San7o/hll.h
Folders and files
| Name | Name | Last commit date | ||
|---|---|---|---|---|
Repository files navigation
hll.h
=====
Configurable, header-only implementation of HyperLogLog in C99.
Author: Giovanni Santini
Mail: giovanni.santini@proton.me
License: MIT
Documentation
-------------
This header-only C99 library implements the HyperLogLog algorithm
for approximating the cardinality (number of distinct elements) of
large multisets.
The algorithm uses a hash function to map input elements to uniformly
distributed bit patterns and records the maximum run of leading zeros
across many independent registers. From this, it computes an estimate
of the set’s cardinality with low memory footprint and tunable accuracy.
Features:
- Header-only, portable C99 implementation
- Adjustable precision/space-accuracy tradeoff
- Suitable for large-scale data streams
Reference:
S. Heule, M. Nunkesser, A. Hall,
"HyperLogLog in Practice: Algorithmic Engineering of a State of
The Art Cardinality Estimation Algorithm"
Usage
-----
Do this:
#define HLL_IMPLEMENTATION
before you include this file in *one* C or C++ file to create the
implementation.
i.e. it should look like this:
#include ...
#include ...
#include ...
#define HLL_IMPLEMENTATION
#include "hll.h"
You can tune the library by #defining certain values. See the
"Config" comments under "Configuration" section in the header.

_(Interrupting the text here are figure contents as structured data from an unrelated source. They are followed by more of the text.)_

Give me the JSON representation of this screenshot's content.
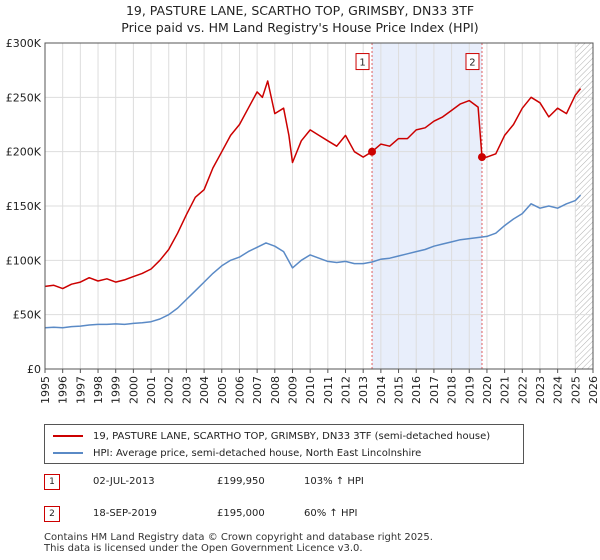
{
  "title_line1": "19, PASTURE LANE, SCARTHO TOP, GRIMSBY, DN33 3TF",
  "title_line2": "Price paid vs. HM Land Registry's House Price Index (HPI)",
  "colors": {
    "property": "#cc0000",
    "hpi": "#5a8ac6",
    "shade": "#e8eefb",
    "hatch": "#b0b0b0"
  },
  "chart_data": {
    "type": "line",
    "xlim": [
      1995,
      2026
    ],
    "ylim": [
      0,
      300000
    ],
    "y_ticks": [
      0,
      50000,
      100000,
      150000,
      200000,
      250000,
      300000
    ],
    "y_tick_labels": [
      "£0",
      "£50K",
      "£100K",
      "£150K",
      "£200K",
      "£250K",
      "£300K"
    ],
    "x_ticks": [
      1995,
      1996,
      1997,
      1998,
      1999,
      2000,
      2001,
      2002,
      2003,
      2004,
      2005,
      2006,
      2007,
      2008,
      2009,
      2010,
      2011,
      2012,
      2013,
      2014,
      2015,
      2016,
      2017,
      2018,
      2019,
      2020,
      2021,
      2022,
      2023,
      2024,
      2025,
      2026
    ],
    "x_tick_labels": [
      "1995",
      "1996",
      "1997",
      "1998",
      "1999",
      "2000",
      "2001",
      "2002",
      "2003",
      "2004",
      "2005",
      "2006",
      "2007",
      "2008",
      "2009",
      "2010",
      "2011",
      "2012",
      "2013",
      "2014",
      "2015",
      "2016",
      "2017",
      "2018",
      "2019",
      "2020",
      "2021",
      "2022",
      "2023",
      "2024",
      "2025",
      "2026"
    ],
    "shaded_range": [
      2013.5,
      2019.72
    ],
    "forecast_start": 2025.0,
    "series": [
      {
        "name": "19, PASTURE LANE, SCARTHO TOP, GRIMSBY, DN33 3TF (semi-detached house)",
        "x": [
          1995,
          1995.5,
          1996,
          1996.5,
          1997,
          1997.5,
          1998,
          1998.5,
          1999,
          1999.5,
          2000,
          2000.5,
          2001,
          2001.5,
          2002,
          2002.5,
          2003,
          2003.5,
          2004,
          2004.5,
          2005,
          2005.5,
          2006,
          2006.5,
          2007,
          2007.3,
          2007.6,
          2008,
          2008.5,
          2008.8,
          2009,
          2009.5,
          2010,
          2010.5,
          2011,
          2011.5,
          2012,
          2012.5,
          2013,
          2013.5,
          2014,
          2014.5,
          2015,
          2015.5,
          2016,
          2016.5,
          2017,
          2017.5,
          2018,
          2018.5,
          2019,
          2019.5,
          2019.72,
          2020,
          2020.5,
          2021,
          2021.5,
          2022,
          2022.5,
          2023,
          2023.5,
          2024,
          2024.5,
          2025,
          2025.3
        ],
        "values": [
          76000,
          77000,
          74000,
          78000,
          80000,
          84000,
          81000,
          83000,
          80000,
          82000,
          85000,
          88000,
          92000,
          100000,
          110000,
          125000,
          142000,
          158000,
          165000,
          185000,
          200000,
          215000,
          225000,
          240000,
          255000,
          250000,
          265000,
          235000,
          240000,
          215000,
          190000,
          210000,
          220000,
          215000,
          210000,
          205000,
          215000,
          200000,
          195000,
          199950,
          207000,
          205000,
          212000,
          212000,
          220000,
          222000,
          228000,
          232000,
          238000,
          244000,
          247000,
          241000,
          195000,
          195000,
          198000,
          215000,
          225000,
          240000,
          250000,
          245000,
          232000,
          240000,
          235000,
          252000,
          258000
        ]
      },
      {
        "name": "HPI: Average price, semi-detached house, North East Lincolnshire",
        "x": [
          1995,
          1995.5,
          1996,
          1996.5,
          1997,
          1997.5,
          1998,
          1998.5,
          1999,
          1999.5,
          2000,
          2000.5,
          2001,
          2001.5,
          2002,
          2002.5,
          2003,
          2003.5,
          2004,
          2004.5,
          2005,
          2005.5,
          2006,
          2006.5,
          2007,
          2007.5,
          2008,
          2008.5,
          2009,
          2009.5,
          2010,
          2010.5,
          2011,
          2011.5,
          2012,
          2012.5,
          2013,
          2013.5,
          2014,
          2014.5,
          2015,
          2015.5,
          2016,
          2016.5,
          2017,
          2017.5,
          2018,
          2018.5,
          2019,
          2019.5,
          2020,
          2020.5,
          2021,
          2021.5,
          2022,
          2022.5,
          2023,
          2023.5,
          2024,
          2024.5,
          2025,
          2025.3
        ],
        "values": [
          38000,
          38500,
          38000,
          39000,
          39500,
          40500,
          41000,
          41000,
          41500,
          41000,
          42000,
          42500,
          43500,
          46000,
          50000,
          56000,
          64000,
          72000,
          80000,
          88000,
          95000,
          100000,
          103000,
          108000,
          112000,
          116000,
          113000,
          108000,
          93000,
          100000,
          105000,
          102000,
          99000,
          98000,
          99000,
          97000,
          97000,
          98500,
          101000,
          102000,
          104000,
          106000,
          108000,
          110000,
          113000,
          115000,
          117000,
          119000,
          120000,
          121000,
          122000,
          125000,
          132000,
          138000,
          143000,
          152000,
          148000,
          150000,
          148000,
          152000,
          155000,
          160000
        ]
      }
    ],
    "sales": [
      {
        "label": "1",
        "x": 2013.5,
        "y": 199950
      },
      {
        "label": "2",
        "x": 2019.72,
        "y": 195000
      }
    ]
  },
  "legend": {
    "property": "19, PASTURE LANE, SCARTHO TOP, GRIMSBY, DN33 3TF (semi-detached house)",
    "hpi": "HPI: Average price, semi-detached house, North East Lincolnshire"
  },
  "sales_table": [
    {
      "num": "1",
      "date": "02-JUL-2013",
      "price": "£199,950",
      "hpi": "103% ↑ HPI"
    },
    {
      "num": "2",
      "date": "18-SEP-2019",
      "price": "£195,000",
      "hpi": "60% ↑ HPI"
    }
  ],
  "footer_line1": "Contains HM Land Registry data © Crown copyright and database right 2025.",
  "footer_line2": "This data is licensed under the Open Government Licence v3.0."
}
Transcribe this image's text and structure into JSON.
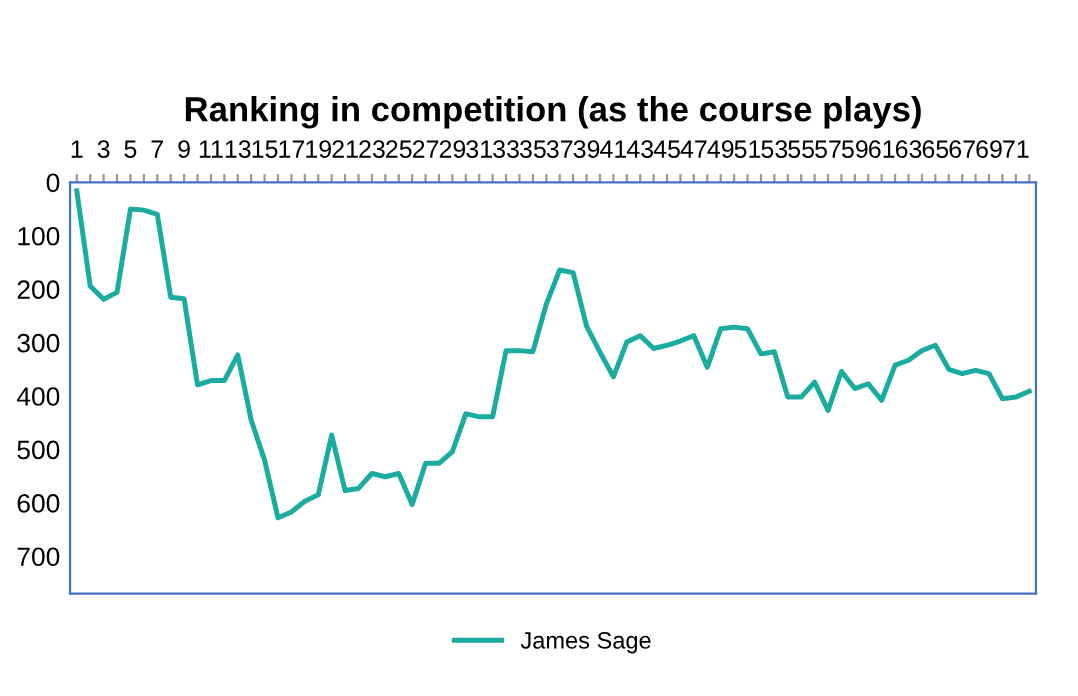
{
  "chart_data": {
    "type": "line",
    "title": "Ranking in competition (as the course plays)",
    "categories": [
      "1",
      null,
      "3",
      null,
      "5",
      null,
      "7",
      null,
      "9",
      null,
      "11",
      null,
      "13",
      null,
      "15",
      null,
      "17",
      null,
      "19",
      null,
      "21",
      null,
      "23",
      null,
      "25",
      null,
      "27",
      null,
      "29",
      null,
      "31",
      null,
      "33",
      null,
      "35",
      null,
      "37",
      null,
      "39",
      null,
      "41",
      null,
      "43",
      null,
      "45",
      null,
      "47",
      null,
      "49",
      null,
      "51",
      null,
      "53",
      null,
      "55",
      null,
      "57",
      null,
      "59",
      null,
      "61",
      null,
      "63",
      null,
      "65",
      null,
      "67",
      null,
      "69",
      null,
      "71",
      null
    ],
    "series": [
      {
        "name": "James Sage",
        "color": "#1aaca0",
        "values": [
          16,
          194,
          219,
          206,
          50,
          52,
          60,
          215,
          218,
          379,
          371,
          371,
          323,
          445,
          520,
          628,
          617,
          597,
          585,
          473,
          577,
          573,
          545,
          551,
          545,
          603,
          526,
          526,
          504,
          433,
          439,
          439,
          315,
          315,
          317,
          228,
          164,
          169,
          269,
          318,
          364,
          299,
          287,
          311,
          305,
          297,
          287,
          346,
          274,
          271,
          274,
          321,
          317,
          402,
          402,
          374,
          427,
          354,
          386,
          377,
          408,
          342,
          333,
          315,
          305,
          350,
          358,
          352,
          358,
          405,
          402,
          391
        ]
      }
    ],
    "ylim": [
      770,
      0
    ],
    "yticks": [
      0,
      100,
      200,
      300,
      400,
      500,
      600,
      700
    ],
    "grid": false,
    "legend": "bottom",
    "marker": "none",
    "line_style": "solid"
  }
}
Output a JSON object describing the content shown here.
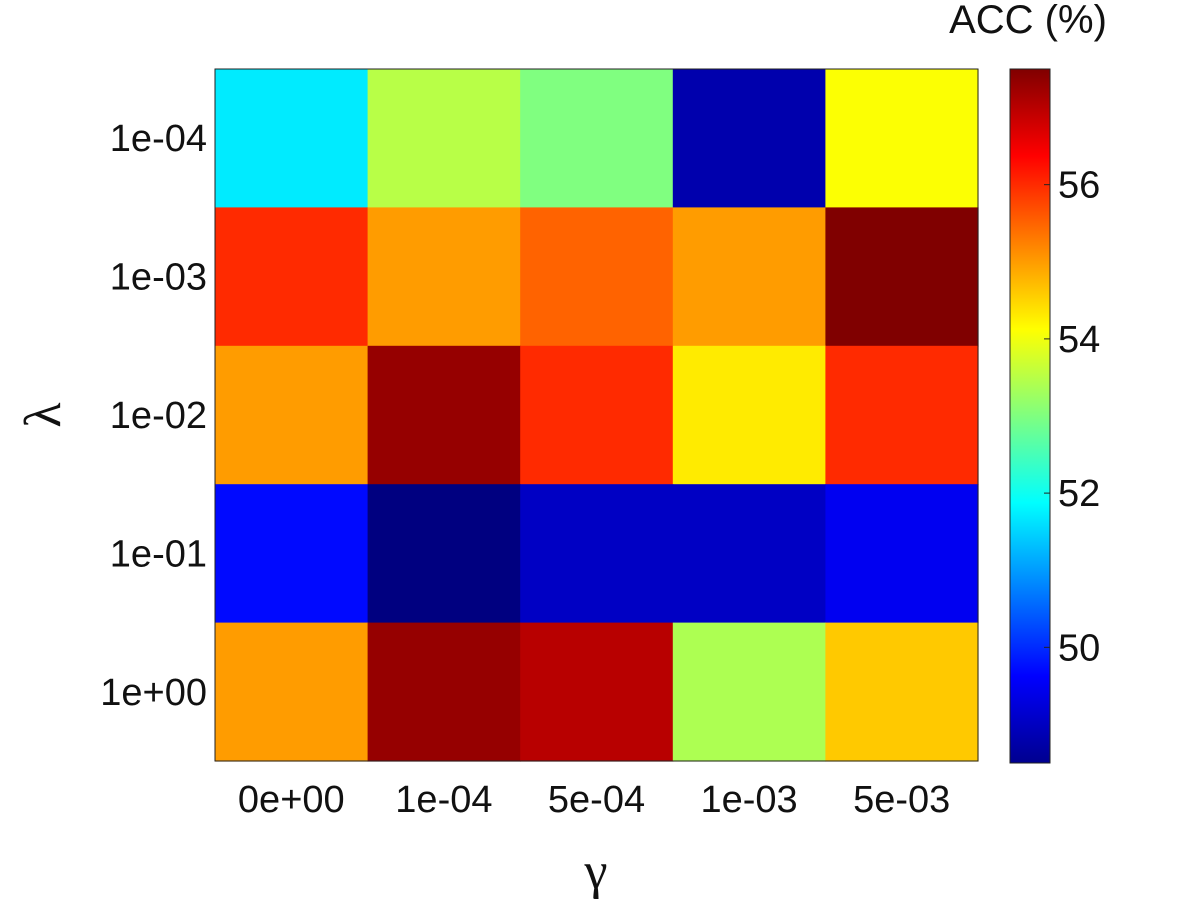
{
  "chart_data": {
    "type": "heatmap",
    "title": "",
    "xlabel": "γ",
    "ylabel": "λ",
    "x_categories": [
      "0e+00",
      "1e-04",
      "5e-04",
      "1e-03",
      "5e-03"
    ],
    "y_categories": [
      "1e-04",
      "1e-03",
      "1e-02",
      "1e-01",
      "1e+00"
    ],
    "values": [
      [
        51.7,
        53.5,
        53.0,
        48.9,
        54.1
      ],
      [
        56.0,
        55.0,
        55.5,
        55.0,
        57.5
      ],
      [
        55.0,
        57.3,
        56.0,
        54.3,
        56.0
      ],
      [
        49.7,
        48.5,
        49.1,
        49.1,
        49.5
      ],
      [
        55.0,
        57.3,
        57.0,
        53.4,
        54.6
      ]
    ],
    "colorbar": {
      "label": "ACC (%)",
      "range": [
        48.5,
        57.5
      ],
      "ticks": [
        50,
        52,
        54,
        56
      ],
      "colormap": "jet"
    },
    "grid": false,
    "legend": "none"
  }
}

You need to initialize a hll_t with `hll_init` and eventually
destroy it with `hll_destroy`. To add a value, use `hll_add`. To
get an estimate of the cardinality of the values, use
`hll_count`. See the function definitions for more information.
Check some examples at the end of the header.
Code
----
The official git repository of micro-hll.h is hosted at:
https://github.com/San7o/micro-hll.h
This is part of a bigger collection of header-only C99 libraries
called "micro-headers", contributions are welcome:
https://github.com/San7o/micro-headers
TODO
----
The library should be tested more. Right now, some precision values
do not work well so the optimal precision should be handpicked
manually.
Only the dense representation is implemented.
Additionally, no empirical bias correction is applied.